Princeton Power Systems (PPS) has received a $1.8 million grant from the U.S. Department of Energy to accelerate development of its inverter technology for utility-scale wind power installations.
The award is through the US Department of Energy's Oak Ridge Office Xlerator program.
The company will use the funds to continue development of its Distributed Generation TransformerTM and E-QUAD Power Flow ControlTM technologies.
The company says combining a megawatt-scale converter topology with a high-frequency nanocrystalline-core transformer and silicon switching devices will result in a unique power converter that will control the generator, condition power, and transform it to transmission-level voltages in a single package.
This coul significantly reduce the overall size and cost of the power conditioning system while increasing the conversion efficiency.
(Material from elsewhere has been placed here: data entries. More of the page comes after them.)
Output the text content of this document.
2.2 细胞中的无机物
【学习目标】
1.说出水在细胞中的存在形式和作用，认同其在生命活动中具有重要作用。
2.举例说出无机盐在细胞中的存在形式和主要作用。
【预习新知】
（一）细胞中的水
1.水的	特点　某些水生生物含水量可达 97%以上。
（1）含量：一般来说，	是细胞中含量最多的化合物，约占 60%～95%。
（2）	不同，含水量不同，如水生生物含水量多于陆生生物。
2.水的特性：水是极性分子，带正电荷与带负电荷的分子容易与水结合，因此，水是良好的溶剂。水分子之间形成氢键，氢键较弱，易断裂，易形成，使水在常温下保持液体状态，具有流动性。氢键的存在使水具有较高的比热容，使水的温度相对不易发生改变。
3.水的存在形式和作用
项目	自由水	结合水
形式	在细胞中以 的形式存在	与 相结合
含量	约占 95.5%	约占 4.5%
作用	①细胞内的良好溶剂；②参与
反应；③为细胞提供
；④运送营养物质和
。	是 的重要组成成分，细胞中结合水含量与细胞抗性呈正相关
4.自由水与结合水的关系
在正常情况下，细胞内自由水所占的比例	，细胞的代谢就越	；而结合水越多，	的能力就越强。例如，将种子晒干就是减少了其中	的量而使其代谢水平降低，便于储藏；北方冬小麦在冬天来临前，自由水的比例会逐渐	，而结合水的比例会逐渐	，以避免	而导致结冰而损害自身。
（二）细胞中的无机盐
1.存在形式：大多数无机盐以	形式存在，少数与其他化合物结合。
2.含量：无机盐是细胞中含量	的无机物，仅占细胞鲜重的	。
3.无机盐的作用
In addition, Princeton Power says its multi-port E-QUAD Power Flow ControlTM architecture can incorporate energy storage to provide grid support functions including frequency regulation, low-voltage ride-through, and giving wind farms access to full capacity credit. The technology is expected to reduce the cost of balance of plant components like transformers and enable new generator technologies to get to market faster.
"Development and deployment of these power conversion technologies is aimed at facilitating higher penetration rates for on and offshore windpower by removing grid integration barriers," said Darren Hammell, Executive Vice President of PPS.
While originally developed for the early-stage tidal and wave power markets, the technology can have a more near-term impact on the more established and larger windpower markets.